Pipistrelle Bats

There are three species of Pipistrelle bat in North Yorkshire – Common, Soprano and Nathusius’.

Common and Soprano Pipistrelles are our commonest two bat species. Until the late 1990s these two species were thought to be just one, but differences in their echolocation calls, appearance and habits raised suspicions and scientists have now confirmed them as two separate species.

The Common Pipistrelle is the species of bat that most people are likely to see.  They live in both town and country and roost in trees, buildings and other structures.  You don’t have to have an old castle to have bats – Common Pipistrelle roosts are quite common, even in modern houses!  The bats emerge around sunset to feed on small flying insects such as midges.  Their flight is fast and erratic, their manoeuvrability allowing them to hunt between buildings and around trees.  Like most bats the males live alone for much of the year, spending the day squeezed into tiny crevices.  The females gather into maternity roosts for the summer, where they give birth to a single pup.  Maternity roosts may hold between thirty and one hundred adults.

Soprano Pipistrelles are slightly less widespread, but make up for that in often having larger maternity roosts.  This bat also feeds on tiny flying insects, but prefers those associated with freshwater, so roosts are usually fairly close to lakes and rivers.  Whilst some maternity roosts may have only a few tens of bats, there are several in the county with around 1000 bats. 

Both Common and Soprano Pipistrelles are small bats that weigh just 6 grams (about the same as a 2p piece).  They are around 4cm long and, with their wings folded, will easily fit in a matchbox.  Despite that, they have a wingspan of about 20cm, so look much bigger when in flight.
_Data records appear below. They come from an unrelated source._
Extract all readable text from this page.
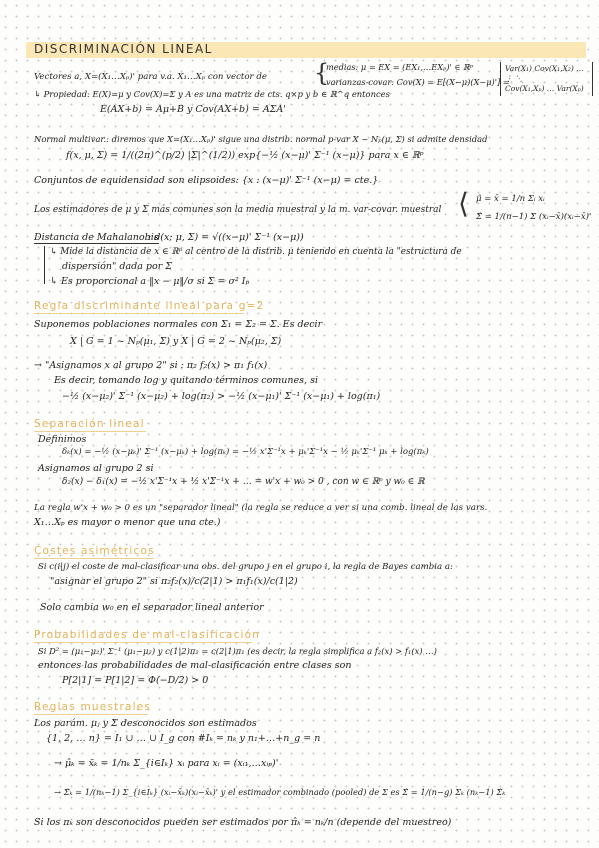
DISCRIMINACIÓN LINEAL
Vectores a, X=(X₁…Xₚ)' para v.a. X₁…Xₚ con vector de {
medias: μ = EX = (EX₁,…EXₚ)' ∈ ℝᵖ
varianzas-covar: Cov(X) = E[(X−μ)(X−μ)'] =
Var(X₁) Cov(X₁,X₂) …
⋮ ⋱
Cov(X₁,Xₚ) … Var(Xₚ)
↳ Propiedad: E(X)=μ y Cov(X)=Σ y A es una matriz de cts. q×p y b ∈ ℝ^q entonces
E(AX+b) = Aμ+B y Cov(AX+b) = AΣA'
Normal multivar.: diremos que X=(X₁…Xₚ)' sigue una distrib. normal p-var X ~ Nₚ(μ, Σ) si admite densidad
f(x, μ, Σ) = 1/((2π)^(p/2) |Σ|^(1/2)) exp{−½ (x−μ)' Σ⁻¹ (x−μ)} para x ∈ ℝᵖ
Conjuntos de equidensidad son elipsoides: {x : (x−μ)' Σ⁻¹ (x−μ) = cte.}
Los estimadores de μ y Σ más comunes son la media muestral y la m. var-covar. muestral ⟨ μ̂ = x̄ = 1/n Σᵢ xᵢ
Σ̂ = 1/(n−1) Σ (xᵢ−x̄)(xᵢ−x̄)'
Distancia de Mahalanobis
: d(x; μ, Σ) = √((x−μ)' Σ⁻¹ (x−μ))
↳ Mide la distancia de x ∈ ℝᵖ al centro de la distrib. μ teniendo en cuenta la "estructura de
dispersión" dada por Σ
↳ Es proporcional a ‖x − μ‖/σ si Σ = σ² Iₚ
Regla discriminante lineal para g=2
Suponemos poblaciones normales con Σ₁ = Σ₂ = Σ. Es decir
X | G = 1 ~ Nₚ(μ₁, Σ) y X | G = 2 ~ Nₚ(μ₂, Σ)
→ "Asignamos x al grupo 2" si : π₂ f₂(x) > π₁ f₁(x)
Es decir, tomando log y quitando términos comunes, si
−½ (x−μ₂)' Σ⁻¹ (x−μ₂) + log(π₂) > −½ (x−μ₁)' Σ⁻¹ (x−μ₁) + log(π₁)
Separación lineal
Definimos
δₖ(x) = −½ (x−μₖ)' Σ⁻¹ (x−μₖ) + log(πₖ) = −½ x'Σ⁻¹x + μₖ'Σ⁻¹x − ½ μₖ'Σ⁻¹ μₖ + log(πₖ)
Asignamos al grupo 2 si
δ₂(x) − δ₁(x) = −½ x'Σ⁻¹x + ½ x'Σ⁻¹x + … = w'x + w₀ > 0 , con w ∈ ℝᵖ y w₀ ∈ ℝ
La regla w'x + w₀ > 0 es un "separador lineal" (la regla se reduce a ver si una comb. lineal de las vars.
X₁…Xₚ es mayor o menor que una cte.)
Costes asimétricos
Si c(i|j) el coste de mal-clasificar una obs. del grupo j en el grupo i, la regla de Bayes cambia a:
"asignar el grupo 2" si π₂f₂(x)/c(2|1) > π₁f₁(x)/c(1|2)
Solo cambia w₀ en el separador lineal anterior
Probabilidades de mal-clasificación
Si D² = (μ₁−μ₂)' Σ⁻¹ (μ₁−μ₂) y c(1|2)π₂ = c(2|1)π₁ (es decir, la regla simplifica a f₂(x) > f₁(x) …)
entonces las probabilidades de mal-clasificación entre clases son
P[2|1] = P[1|2] = Φ(−D/2) > 0
Reglas muestrales
Los parám. μⱼ y Σ desconocidos son estimados
{1, 2, … n} = I₁ ∪ … ∪ I_g con #Iₖ = nₖ y n₁+…+n_g = n
→ μ̂ₖ = x̄ₖ = 1/nₖ Σ_{i∈Iₖ} xᵢ para xᵢ = (xᵢ₁,…xᵢₚ)'
→ Σ̂ₖ = 1/(nₖ−1) Σ_{i∈Iₖ} (xᵢ−x̄ₖ)(xᵢ−x̄ₖ)' y el estimador combinado (pooled) de Σ es Σ̂ = 1/(n−g) Σₖ (nₖ−1) Σ̂ₖ
Si los πₖ son desconocidos pueden ser estimados por π̂ₖ = nₖ/n (depende del muestreo)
Our third Pipistrelle species, the Nathusius’ Pipistrelle was, until recent years, little recorded in the UK, although it is widely distributed occurring from Western Europe to Asia Minor.  First recorded in the UK from the Shetland Islands in 1940 it was not recorded in North Yorkshire until 2006.  Known roosts are few and far between in the county, though a maternity roost was located near Barton in 2019 and a few other small roosts are known.  Bats in flight have been recorded in a number of locations, especially in the Harrogate area.  Although now known to breed in the UK, Nathusius’ Pipistrelle is particularly known as a migratory species, flying to Britain especially in the autumn from northern Europe.  It is frequently recorded on North Sea oil rigs and along the north-east coast of England.  Inland it seems to be attracted to large bodies of freshwater.  Although slightly larger than Common and Soprano Pipistrelles and with shaggier fur, it seems amazing that these tiny creatures can make it across the North Sea.  A number of Nathusius’ Pipistrelles have been ringed to find out more about their migration – so far the record distance travelled is of a bat that travelled 1499 km from Latvia to Feltham, London.